The problem of graph matching is to find a permutation that maps the nodes of one graph onto the nodes of another. Such a mapping can be discovered by a combinatorial optimization that searches over the space of permutation matrices, by a continuous relaxation that searches over the space of doubly stochastic matrices, or by an interleaving of both these approaches. In March 2025, it was announced that Dan Lee and I won the Flywire VNC Matching Challenge hosted by the Princeton Neuroscience Institute; the name of our team was Old School. The challenge asked participants to construct a method for aligning the connectomes of a male and female fruit fly. The connectomes were represented as large graphs, and by matching these graphs, we determined a correspondence between neurons in the male and female ventral nerve cords.

Variational inference

Given an intractable distribution p, the problem of variational inference (VI) is to find the best approximation q from some more tractable family. Typically, q is found by minimizing the (reverse) Kullback-Leibler divergence, but in recent papers at ICML and NeurIPS, we have shown how to approximate p by minimizing certain score-based divergences. The first of these papers derives the Batch and Match algorithm for VI with multivariate Gaussian approximations. The second describes an eigenvalue problem (EigenVI) for approximations based on orthogonal function expansions. Finally, the third uses a Feynman identity from quantum field theory to approximate the target density by a product of experts. In related work, this paper in JMLR analyzes the inherent trade-offs in VI with a factorized approximation, and this paper at AISTATS provides some positive guarantees for VI with location-scale families.

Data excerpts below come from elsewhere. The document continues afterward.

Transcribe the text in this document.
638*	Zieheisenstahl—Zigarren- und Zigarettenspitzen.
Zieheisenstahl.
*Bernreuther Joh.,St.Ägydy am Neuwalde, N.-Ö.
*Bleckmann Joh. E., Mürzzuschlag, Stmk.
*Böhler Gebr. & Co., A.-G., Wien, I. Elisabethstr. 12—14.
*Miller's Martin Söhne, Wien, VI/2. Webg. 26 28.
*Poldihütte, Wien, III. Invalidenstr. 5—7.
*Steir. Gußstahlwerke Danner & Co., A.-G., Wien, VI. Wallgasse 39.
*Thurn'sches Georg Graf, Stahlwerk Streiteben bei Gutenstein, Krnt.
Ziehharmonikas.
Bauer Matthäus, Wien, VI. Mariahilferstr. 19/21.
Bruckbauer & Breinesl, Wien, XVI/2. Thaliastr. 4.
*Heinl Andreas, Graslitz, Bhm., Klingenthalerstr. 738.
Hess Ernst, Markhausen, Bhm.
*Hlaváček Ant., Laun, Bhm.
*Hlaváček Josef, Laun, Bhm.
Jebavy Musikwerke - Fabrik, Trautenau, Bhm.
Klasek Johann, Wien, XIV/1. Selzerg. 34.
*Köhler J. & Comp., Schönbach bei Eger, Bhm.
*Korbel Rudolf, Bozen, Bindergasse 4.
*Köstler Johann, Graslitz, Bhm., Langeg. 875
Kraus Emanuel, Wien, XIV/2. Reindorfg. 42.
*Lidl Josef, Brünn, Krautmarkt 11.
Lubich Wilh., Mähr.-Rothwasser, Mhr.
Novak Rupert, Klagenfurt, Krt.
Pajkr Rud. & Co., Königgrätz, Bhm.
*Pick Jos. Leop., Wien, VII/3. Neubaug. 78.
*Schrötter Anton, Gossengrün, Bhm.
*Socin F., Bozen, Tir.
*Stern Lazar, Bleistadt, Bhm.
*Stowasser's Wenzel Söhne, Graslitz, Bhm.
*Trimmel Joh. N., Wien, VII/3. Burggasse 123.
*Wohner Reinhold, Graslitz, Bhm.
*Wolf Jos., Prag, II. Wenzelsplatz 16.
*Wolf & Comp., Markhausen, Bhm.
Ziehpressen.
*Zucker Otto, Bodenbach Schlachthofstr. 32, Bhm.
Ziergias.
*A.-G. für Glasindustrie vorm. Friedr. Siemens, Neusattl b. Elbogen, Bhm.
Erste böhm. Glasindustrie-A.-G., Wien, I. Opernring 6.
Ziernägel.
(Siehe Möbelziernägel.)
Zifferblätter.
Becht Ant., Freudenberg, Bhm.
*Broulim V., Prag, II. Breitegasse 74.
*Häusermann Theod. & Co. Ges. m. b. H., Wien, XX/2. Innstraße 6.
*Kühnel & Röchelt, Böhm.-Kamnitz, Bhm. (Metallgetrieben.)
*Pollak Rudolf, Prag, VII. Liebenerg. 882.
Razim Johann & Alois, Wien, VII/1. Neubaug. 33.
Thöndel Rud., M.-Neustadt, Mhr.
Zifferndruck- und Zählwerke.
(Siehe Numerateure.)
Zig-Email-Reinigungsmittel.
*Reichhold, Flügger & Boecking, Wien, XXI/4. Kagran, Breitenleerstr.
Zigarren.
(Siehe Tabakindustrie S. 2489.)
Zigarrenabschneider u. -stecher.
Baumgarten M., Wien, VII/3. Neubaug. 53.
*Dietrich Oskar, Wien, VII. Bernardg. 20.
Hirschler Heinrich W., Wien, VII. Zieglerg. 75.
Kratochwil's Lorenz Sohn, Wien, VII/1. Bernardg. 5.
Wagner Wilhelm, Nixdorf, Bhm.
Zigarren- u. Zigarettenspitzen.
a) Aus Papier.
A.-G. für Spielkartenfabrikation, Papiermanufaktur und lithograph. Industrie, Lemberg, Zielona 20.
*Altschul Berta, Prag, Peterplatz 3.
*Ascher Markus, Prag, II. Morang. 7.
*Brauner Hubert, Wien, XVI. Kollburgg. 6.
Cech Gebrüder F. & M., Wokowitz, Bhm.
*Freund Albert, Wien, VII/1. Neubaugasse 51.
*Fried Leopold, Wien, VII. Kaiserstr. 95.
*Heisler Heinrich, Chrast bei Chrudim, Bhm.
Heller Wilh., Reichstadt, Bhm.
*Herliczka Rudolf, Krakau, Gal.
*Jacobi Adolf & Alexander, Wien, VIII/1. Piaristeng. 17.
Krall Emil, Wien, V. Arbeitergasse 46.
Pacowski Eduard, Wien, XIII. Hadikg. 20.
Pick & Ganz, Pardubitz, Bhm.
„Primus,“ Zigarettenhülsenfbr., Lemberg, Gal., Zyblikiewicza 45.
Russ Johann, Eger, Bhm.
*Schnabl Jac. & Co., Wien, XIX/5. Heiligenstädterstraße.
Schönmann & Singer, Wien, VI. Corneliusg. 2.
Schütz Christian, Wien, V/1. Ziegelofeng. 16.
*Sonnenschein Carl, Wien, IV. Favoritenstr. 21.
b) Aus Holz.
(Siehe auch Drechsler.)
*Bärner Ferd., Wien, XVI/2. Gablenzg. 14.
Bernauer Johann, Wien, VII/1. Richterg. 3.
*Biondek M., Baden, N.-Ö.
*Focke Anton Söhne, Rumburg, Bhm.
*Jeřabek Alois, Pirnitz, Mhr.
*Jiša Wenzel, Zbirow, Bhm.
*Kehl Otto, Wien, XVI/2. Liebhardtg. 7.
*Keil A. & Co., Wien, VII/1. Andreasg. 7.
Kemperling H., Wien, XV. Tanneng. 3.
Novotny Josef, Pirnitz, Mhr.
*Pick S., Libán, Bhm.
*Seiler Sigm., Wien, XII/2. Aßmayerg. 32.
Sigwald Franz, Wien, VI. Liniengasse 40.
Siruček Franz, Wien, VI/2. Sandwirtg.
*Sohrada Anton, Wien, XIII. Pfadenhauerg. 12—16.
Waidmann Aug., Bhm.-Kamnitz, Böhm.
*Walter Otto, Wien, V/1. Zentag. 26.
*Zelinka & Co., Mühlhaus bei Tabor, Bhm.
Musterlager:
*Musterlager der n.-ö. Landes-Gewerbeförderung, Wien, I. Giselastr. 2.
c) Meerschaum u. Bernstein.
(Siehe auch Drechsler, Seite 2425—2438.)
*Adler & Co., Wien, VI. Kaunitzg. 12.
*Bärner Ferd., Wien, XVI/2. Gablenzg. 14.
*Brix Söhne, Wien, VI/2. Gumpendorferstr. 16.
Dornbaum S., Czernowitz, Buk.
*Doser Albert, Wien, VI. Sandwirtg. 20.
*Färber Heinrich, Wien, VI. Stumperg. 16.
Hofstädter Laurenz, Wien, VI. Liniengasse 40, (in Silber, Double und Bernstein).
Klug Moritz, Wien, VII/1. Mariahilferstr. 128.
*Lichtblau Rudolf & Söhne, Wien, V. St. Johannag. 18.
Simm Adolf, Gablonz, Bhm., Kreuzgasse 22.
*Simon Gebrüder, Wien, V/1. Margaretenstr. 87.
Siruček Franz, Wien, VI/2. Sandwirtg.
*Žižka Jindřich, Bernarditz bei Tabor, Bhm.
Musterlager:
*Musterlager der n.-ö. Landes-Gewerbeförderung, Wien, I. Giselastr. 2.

Learning with symmetries: weight-balancing flows

Gradient descent is based on discretizing a continuous-time flow, typically one that descends in a regularized loss function. But what if for all but the simplest types of regularizers we have been discretizing the wrong flow? This paper in TMLR makes two contributions to our understanding of deep learning in feedforward networks with homogeneous activations functions (e.g., ReLU) and rescaling symmetries. The first is to describe a simple procedure for balancing the weights in these networks without changing the end-to-end functions that they compute. The second is to derive a continuous-time dynamics that preserves this balance while descending in the network's loss function. These dynamics reduce to an ordinary gradient flow for l2-norm regularization, but not otherwise. Put another way, this analysis suggests a canonical pairing of alternative flows and regularizers.